Once the plugs are done, the next step for me is to collect rainwater from the roof gutters and that means running our previously discussed garden plot 4” diameter, sock covered slotted drain pipe along the center of the row about a foot deep.
Then order the trees. We want the beds built long before we order the trees otherwise there will be the traditional spring rush and you will wind up just sticking the tree in the soil and neglecting it. One thing at a time.
Once I have perused the nursery catalogs and decided on what miniature type trees I want, (I am inclined toward the column type) I will place my order for a spring delivery. Once they have arrived I will have my 1-gallon size, potting soil pre filled cans ready to receive the apple seedlings.
The reason I am taking the seedlings and starting them in the cans is that they arrive bare rooted. They have no feeder roots ready. If I stick them in the ground now, shortly the summer draught will ensue and I will lose my investment and precious time. Next fall when the rainy season starts again, is the time to plant them as roots grow best in the cold months, and as the roots develop they can then, in the summer, send up energy to produce fruit, or in their mind- seeds.
A bag of the Organic Potting Soil-now selling at Wal*Mart™ at $8.00 a bag looks good, or any rough potting soil in a bag that has fertilizer pre mixed is good. Do not use Big Lots, as it is not fertilized and has a heavy clay base. I mention this as many of us become heavy handed on mixing commercial fertilizer and you can damage your seedlings. Besides it is easier.
With a big gallon can-or larger, punch in, with your claw hammer a couple of holes, or more for drainage. Fill the can with potting soil, soak it overnight. The day the seedlings arrive, place them in a bucket of water so they can absorb extra moisture. With the can ready, make a hole in the potting soil which has packed down about one third. Have another can of wet potting soil handy.
Take the seedling and dust the “Root Starting Gibberellic Acid Dust” on it. This is found in the local nurseries and seed catalogs in small jars. Carefully place the root down into the can’s hole and squeeze the potting soil over the root. Now add the extra potting soil from the other can to fill up to the rim. Squeeze it all down- and this is the important part- adjust the rootstock up or down to where the graft lump is visible. We call this the soil line and you want the graft just above the soil, or you will have roots growing out of that graft and interfere with your perfect tree. Read the directions that come with the tree on planting.
You can read more about Gibberellic Acid Kits from J.L.Hudson, Seedsman at: www.jlhudsonseeds.net Just ask for his catalog, which is a seed bank.
Later on in the fall, your growing bed has adjusted to a pH of 6.5 (average), the composts have settled nicely as it waits your loving hand and the new seedling.
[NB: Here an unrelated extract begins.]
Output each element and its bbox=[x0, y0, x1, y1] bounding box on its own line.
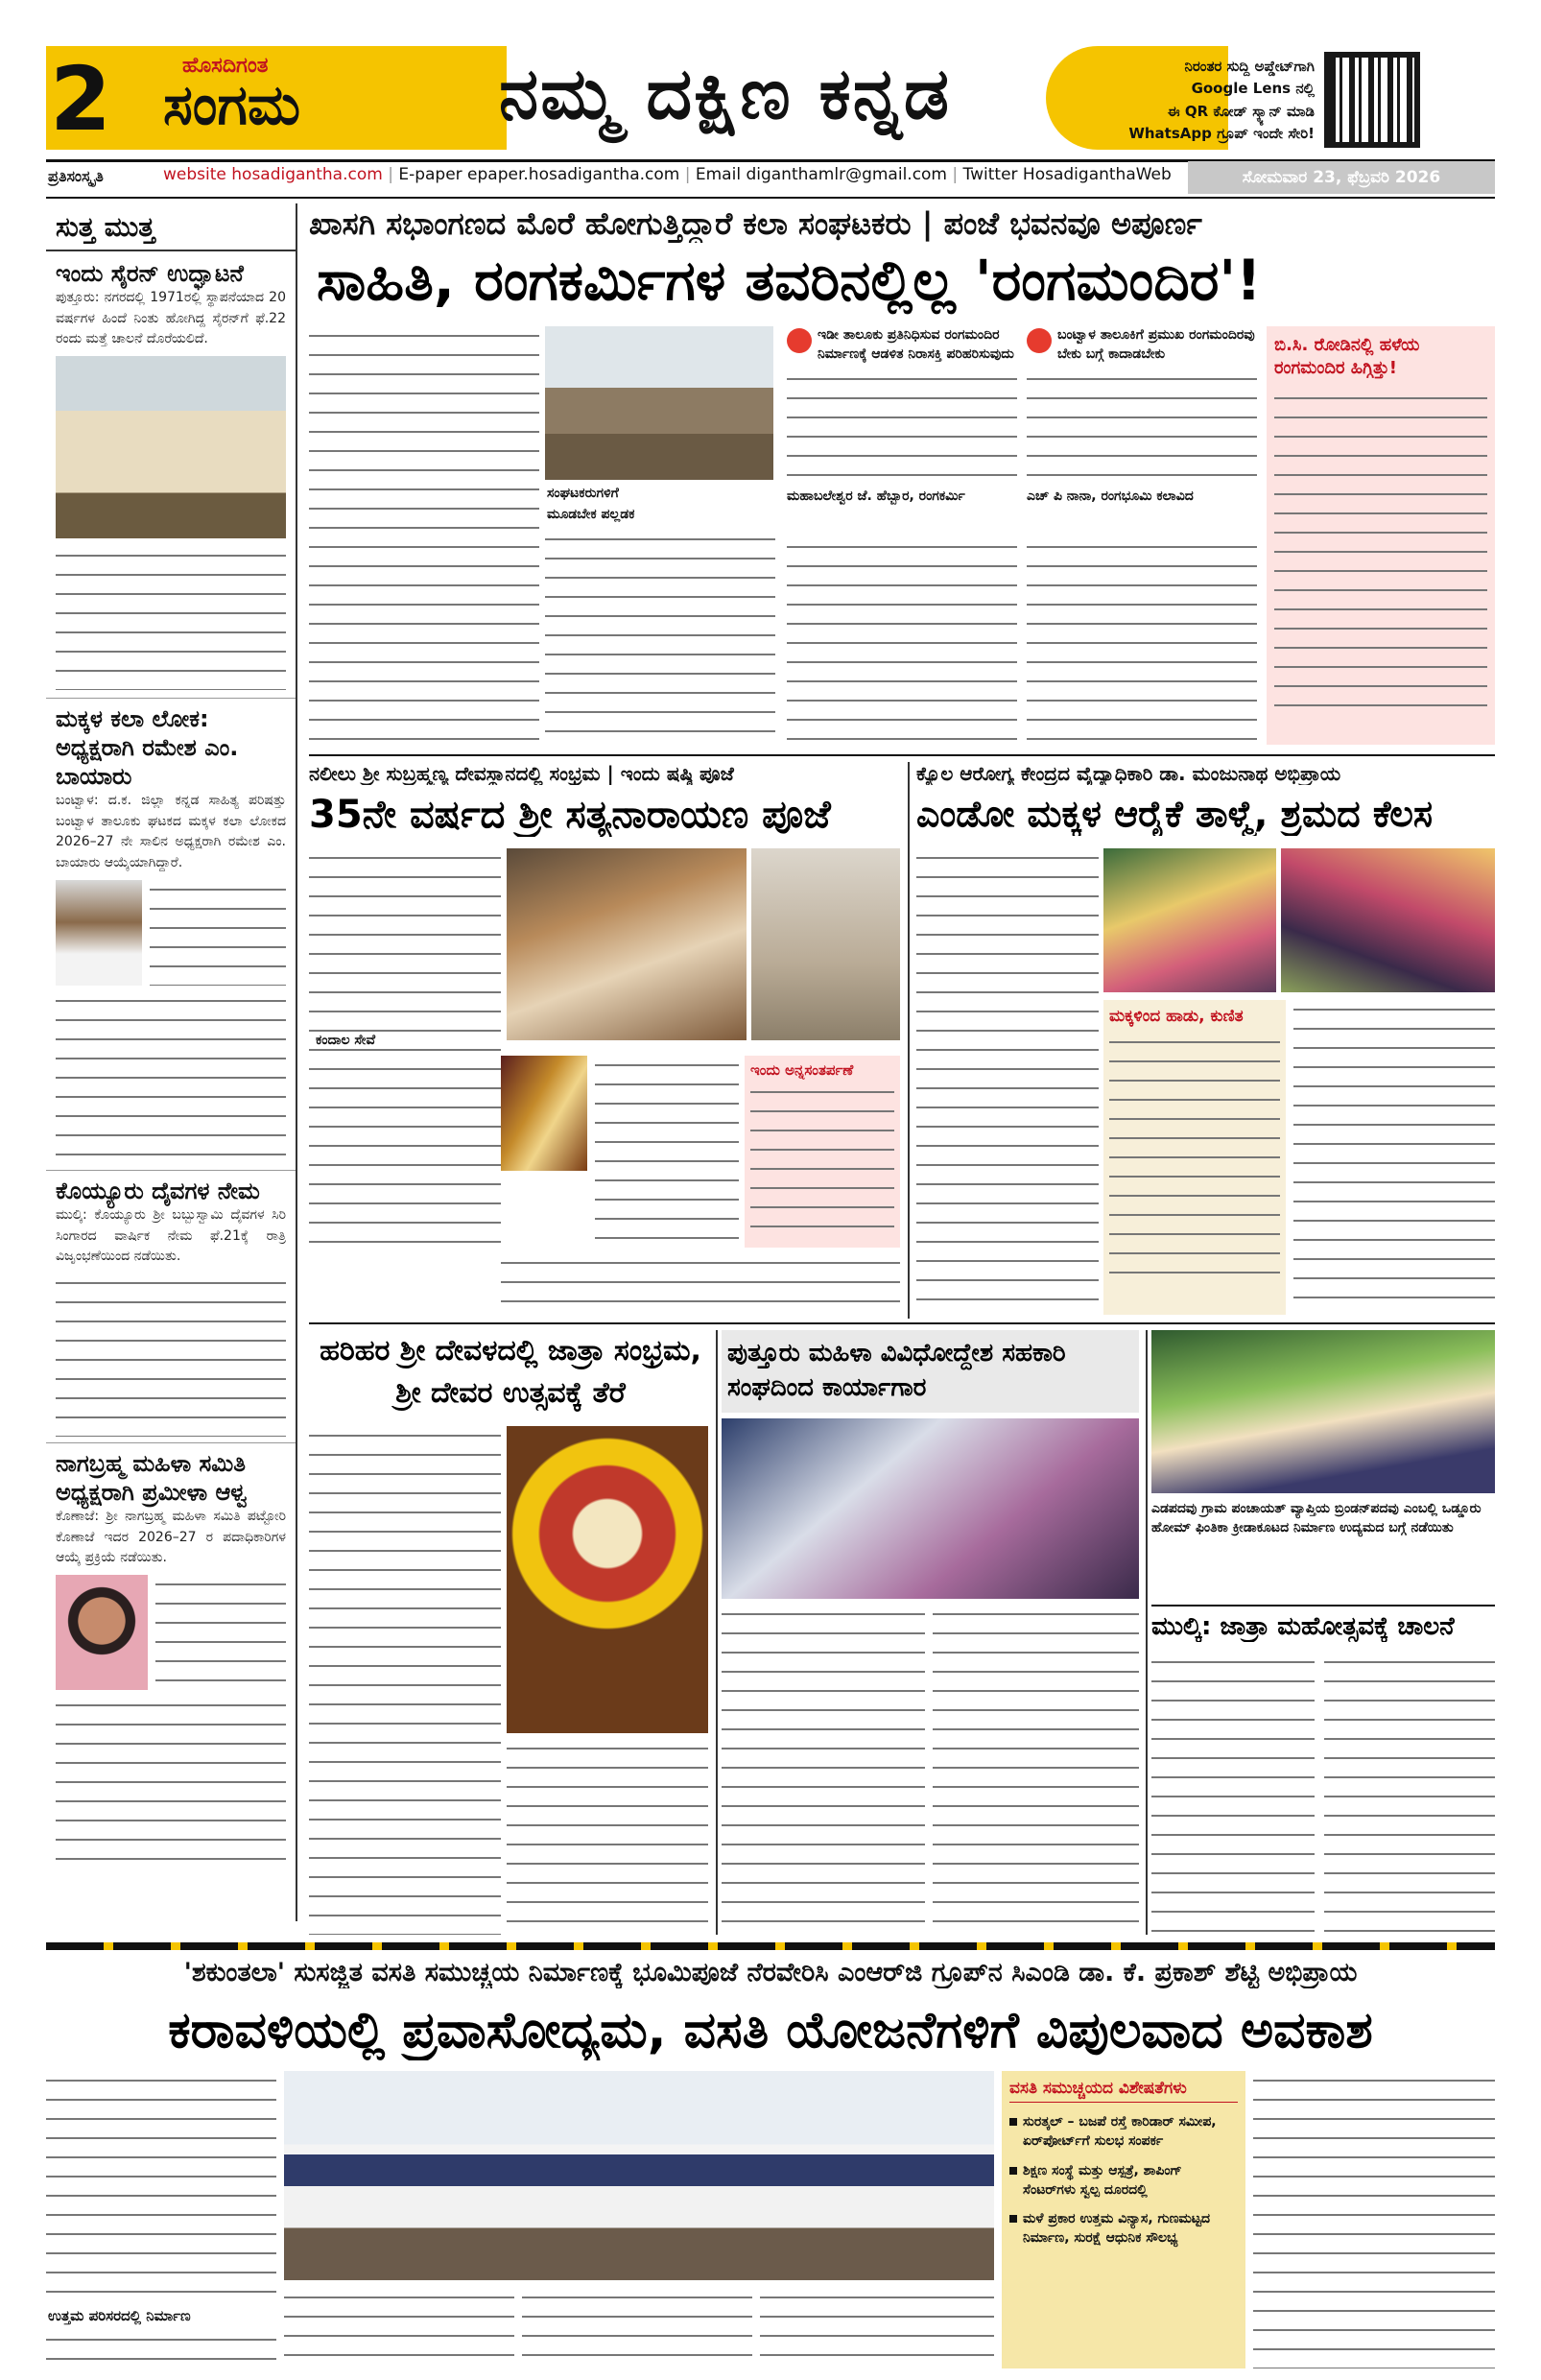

If you do not wait for fall planting from the pre starter can and stick it in the ground now- recall you will have to lug 15 gallons of water each week for the tree-each tree. Figuring at 3 gallons a minute it takes a good 5 minutes to water one tree with a hose. Use the roof gutter run off. Watch your plants carefully for dryness. Some watering will always be necessary in the hot summer.
Your tree-planting guide sent with the tree will mention pruning. Tractor Supply has a good English copy of a pruning shear you will like at $10.00 each. This is the Corona Anvil Pruner. Yes, you will have to make your first cut, probably cutting off the top third of the tree seedling right above a bud.
Spring is close by and garden fever is pushing me to get moving. As soon as this rain is over and a warm spell sets in again I can get back to the garden….How about you?